Dalio’s bubble indicator combines six stock market indicators. They are:
- How high are the prices compared to traditional measures?
- Are discount prices unsustainable?
- How many new buyers have entered the market?
- How wide are the moods?
- Are purchases with high leverage financed?
- Have they bought extremely extended forward purchases to speculate or guard against future price increases?
The measurement by the Bridgewater boss shows that US stocks are valued at the 82nd percentile of traditional indicators and the 77th percentile in terms of earnings growth needed to outperform bonds.
Its reading for new buyers is in the 95th percentile, largely due to the boom in retail investment. The bull is in the 85th percentile, in part because of the “extremely hot” IPO market, which has been compressed by a stream of special purpose vehicles or “SPACs.”
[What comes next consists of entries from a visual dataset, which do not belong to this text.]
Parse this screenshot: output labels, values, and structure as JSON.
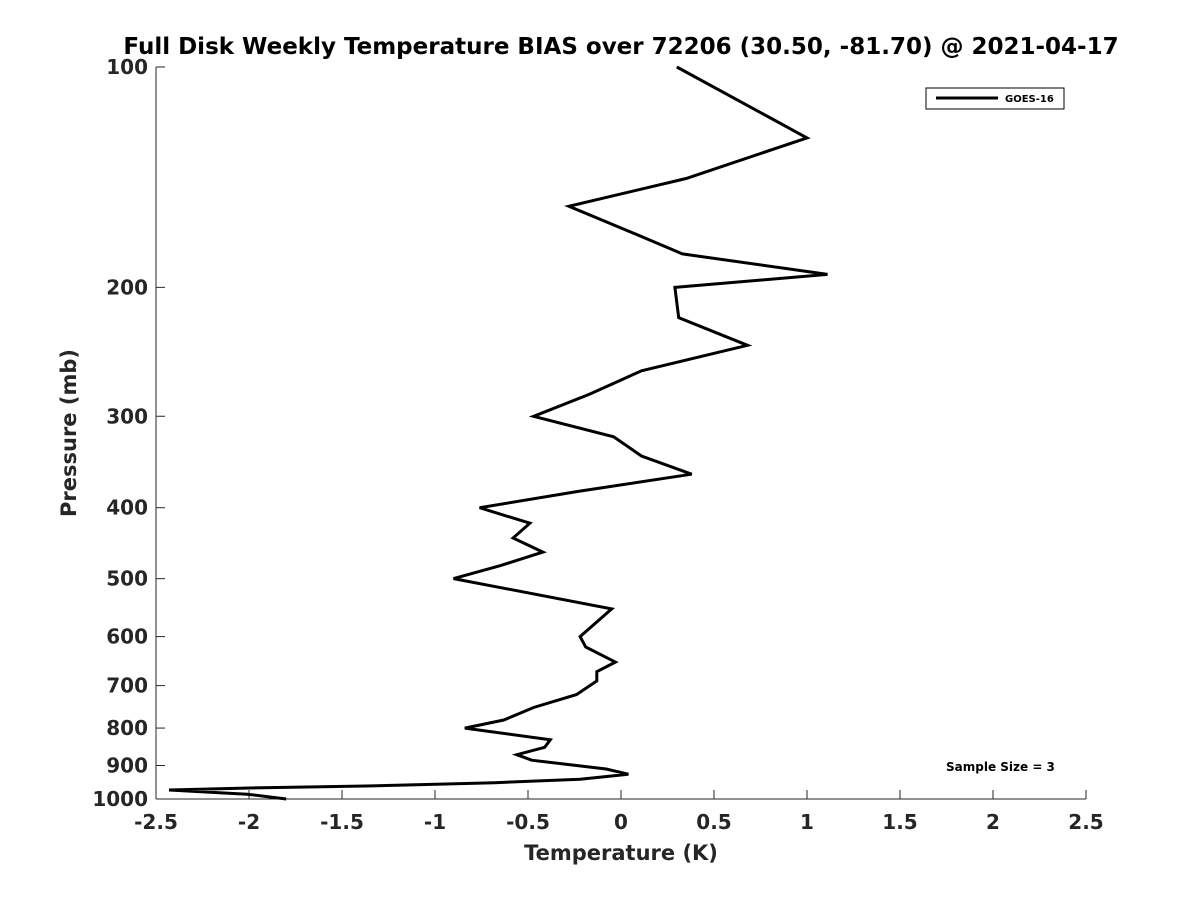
{
  "chart_data": {
    "type": "line",
    "title": "Full Disk Weekly Temperature BIAS over 72206 (30.50, -81.70) @ 2021-04-17",
    "xlabel": "Temperature (K)",
    "ylabel": "Pressure (mb)",
    "xlim": [
      -2.5,
      2.5
    ],
    "ylim": [
      1000,
      100
    ],
    "y_scale": "log",
    "y_reversed": true,
    "x_ticks": [
      "-2.5",
      "-2",
      "-1.5",
      "-1",
      "-0.5",
      "0",
      "0.5",
      "1",
      "1.5",
      "2",
      "2.5"
    ],
    "y_ticks": [
      "100",
      "200",
      "300",
      "400",
      "500",
      "600",
      "700",
      "800",
      "900",
      "1000"
    ],
    "grid": false,
    "legend_position": "top-right",
    "series": [
      {
        "name": "GOES-16",
        "color": "#000000",
        "points": [
          {
            "p": 100,
            "t": 0.3
          },
          {
            "p": 125,
            "t": 1.0
          },
          {
            "p": 142,
            "t": 0.35
          },
          {
            "p": 155,
            "t": -0.28
          },
          {
            "p": 170,
            "t": 0.1
          },
          {
            "p": 180,
            "t": 0.33
          },
          {
            "p": 192,
            "t": 1.11
          },
          {
            "p": 200,
            "t": 0.29
          },
          {
            "p": 220,
            "t": 0.31
          },
          {
            "p": 240,
            "t": 0.68
          },
          {
            "p": 260,
            "t": 0.11
          },
          {
            "p": 280,
            "t": -0.17
          },
          {
            "p": 300,
            "t": -0.47
          },
          {
            "p": 320,
            "t": -0.04
          },
          {
            "p": 340,
            "t": 0.11
          },
          {
            "p": 360,
            "t": 0.38
          },
          {
            "p": 380,
            "t": -0.23
          },
          {
            "p": 400,
            "t": -0.76
          },
          {
            "p": 420,
            "t": -0.49
          },
          {
            "p": 440,
            "t": -0.58
          },
          {
            "p": 460,
            "t": -0.42
          },
          {
            "p": 480,
            "t": -0.65
          },
          {
            "p": 500,
            "t": -0.9
          },
          {
            "p": 550,
            "t": -0.05
          },
          {
            "p": 600,
            "t": -0.22
          },
          {
            "p": 620,
            "t": -0.19
          },
          {
            "p": 650,
            "t": -0.03
          },
          {
            "p": 670,
            "t": -0.13
          },
          {
            "p": 690,
            "t": -0.13
          },
          {
            "p": 720,
            "t": -0.24
          },
          {
            "p": 750,
            "t": -0.47
          },
          {
            "p": 780,
            "t": -0.63
          },
          {
            "p": 800,
            "t": -0.84
          },
          {
            "p": 830,
            "t": -0.38
          },
          {
            "p": 850,
            "t": -0.41
          },
          {
            "p": 870,
            "t": -0.56
          },
          {
            "p": 885,
            "t": -0.48
          },
          {
            "p": 910,
            "t": -0.08
          },
          {
            "p": 925,
            "t": 0.04
          },
          {
            "p": 940,
            "t": -0.22
          },
          {
            "p": 950,
            "t": -0.68
          },
          {
            "p": 955,
            "t": -1.02
          },
          {
            "p": 960,
            "t": -1.37
          },
          {
            "p": 965,
            "t": -1.93
          },
          {
            "p": 972,
            "t": -2.43
          },
          {
            "p": 985,
            "t": -2.01
          },
          {
            "p": 1000,
            "t": -1.8
          }
        ]
      }
    ],
    "annotation": "Sample Size = 3"
  }
}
Dalio’s criterion found that leverage purchases fueled by day traders, which intercepted record volumes of single-share call options, were in the 79th percentile.
In contrast, forward purchases are at the 15th percentile – compared to the 100th percentile in the late 1990s – as the pandemic has reduced corporate investment and estimated the number of mergers and acquisitions.
The hedge fund indicator for a billionaire shows some foam in stocks. However, this is positively optimistic compared to Warren Buffett’s favorite gauge and the recent warning of The Big Short investor Michael Burry that the stock market is “dancing with a knife”.